Reviews

The Breath of Life

David Hare’s play about two women involved with the same man is simply not his best play.

Stockard Channing and Jane Alexander
in The Breath of Life
(© T. Charles Erickson)
Stockard Channing and Jane Alexander
in The Breath of Life
(© T. Charles Erickson)

When actresses the caliber of Jane Alexander and Stockard Channing agree to appear in a previously-unproduced-in-Manhattan David Hare play, theatergoers’ pulses quicken. But while The Breath of Life, now at the Westport Country Playhouse, offers both Tony Award winners ample opportunities to charge their whiz-bang batteries and keep ticket-buyer’s hearts aflutter, the raw material, even as deftly directed by Mark Lamos, is far from the brightest feather in the prolific Hare’s cap.

Channing is Frances Beale, a successful popular novelist, who’s cruised over to the Isle of Wight for a visit with Madeleine Palmer (played by Alexander). Frances’ reason for the drop-by is that she’s about to write a book about herself and her philandering husband, Martin. Madeleine, whose field is Islamic art, happens to be someone with whom Martin cheated — and who is now being cheated on by Martin with a younger Seattle-based American woman.

Over the course of 24 hours — extended because Madeleine misses the late afternoon boat to the mainland — Frances and Madeleine talk, circling each other on Michael Yeargan’s homey, cluttered Islamic-art-influenced set like boxers deciding when to throw the first meaningful punch. During the attenuated colloquy, they exchange reminiscences of their separate experiences with Martin as well as share confidences about their deprived, paradoxically liberated lives without the two-timing gent.

There’s something to be said for the tentative solace they eventually offer each other, but there isn’t a great deal to be lauded for what amounts to the absence of a meaningful confrontation — or even for a satisfying explanation why Frances has sought the meeting. She mentions writing the Frances-Martin story as memoir rather than fiction, which, incidentally, is a literary genre Madeleine disrespects. But whether she even means to incorporate Madeleine in her book is an issue that goes unexplored, let alone exploited for stage fireworks.
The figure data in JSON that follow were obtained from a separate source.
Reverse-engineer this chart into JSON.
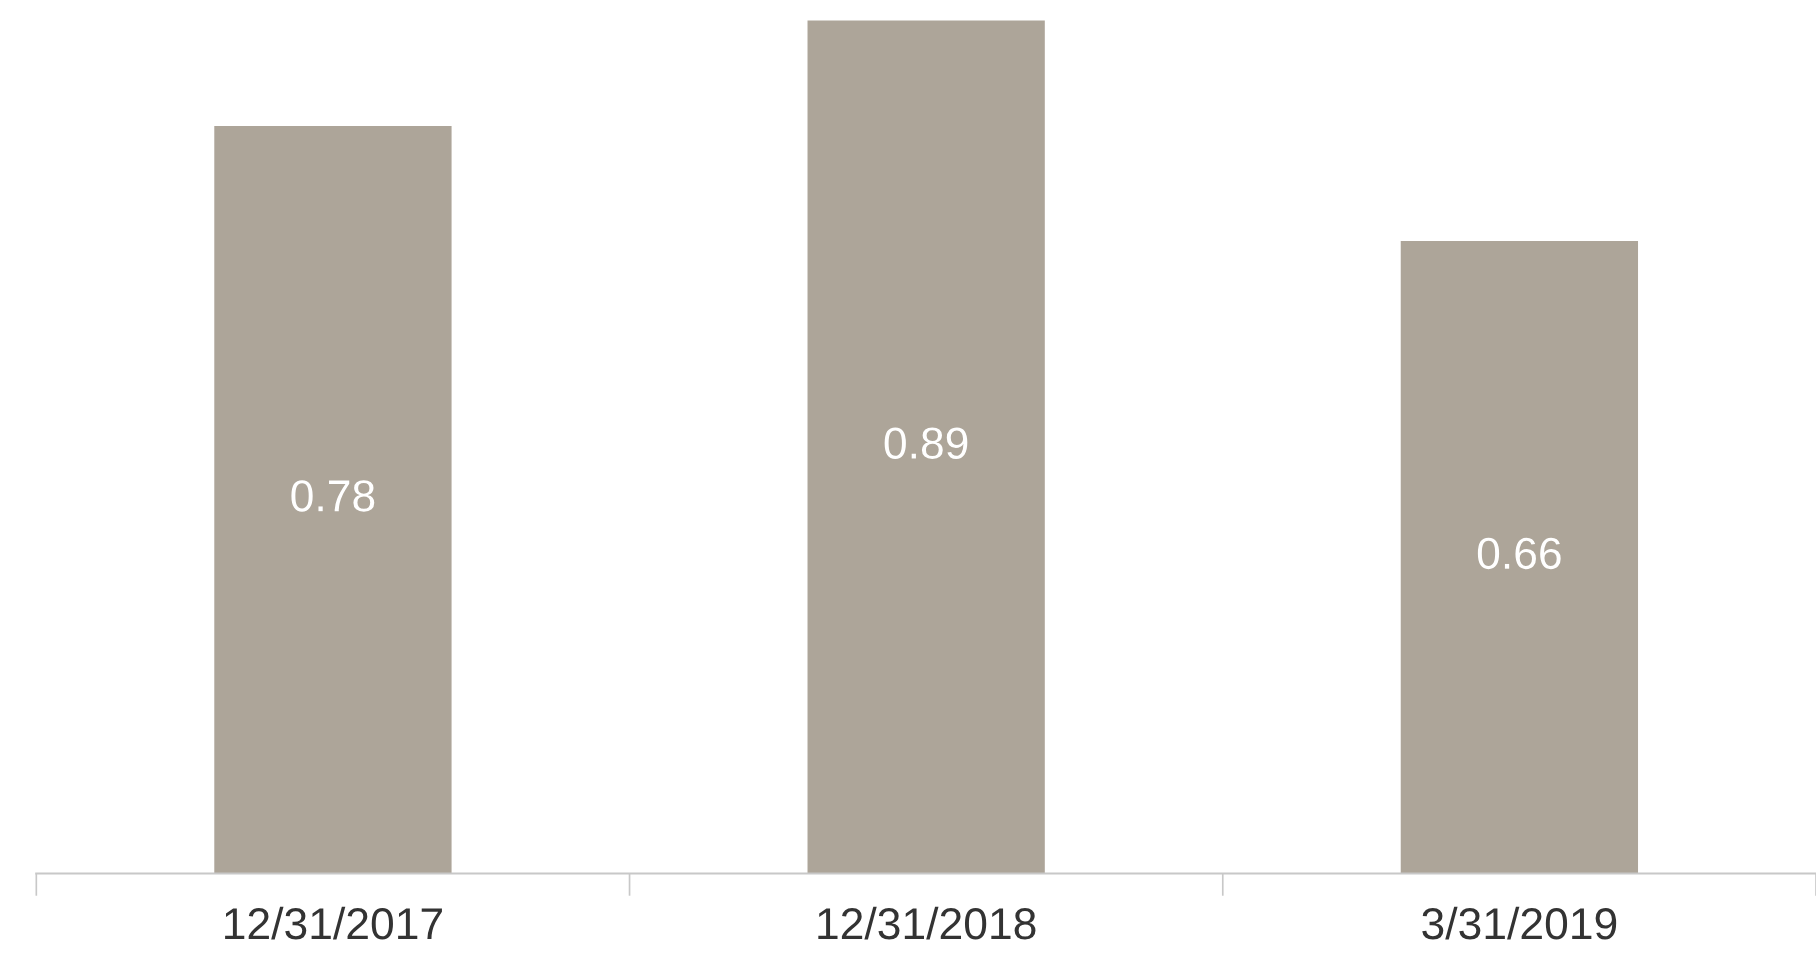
{
  "chart_data": {
    "type": "bar",
    "categories": [
      "12/31/2017",
      "12/31/2018",
      "3/31/2019"
    ],
    "values": [
      0.78,
      0.89,
      0.66
    ],
    "color": "#ada599",
    "data_labels": true,
    "tick_labels": "x",
    "grid": false,
    "legend": false
  }
}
Hare hands the smart and articulate characters (originally played by Maggie Smith and Judi Dench in London) any number of good lines, the tangiest of which go to Madeleine. She also confesses she was completely in love with Martin, but, on the dialogue’s evidence, his treatment of her left wounds somehow more easily healed. The role of Frances comes off as the weightier half of the seesaw. The betrayed wife and mother is profoundly tormented by having been betrayed at such length, and Channing, hair pulled back and hanging past her shoulders, misses no chance to convey the pain Frances endures.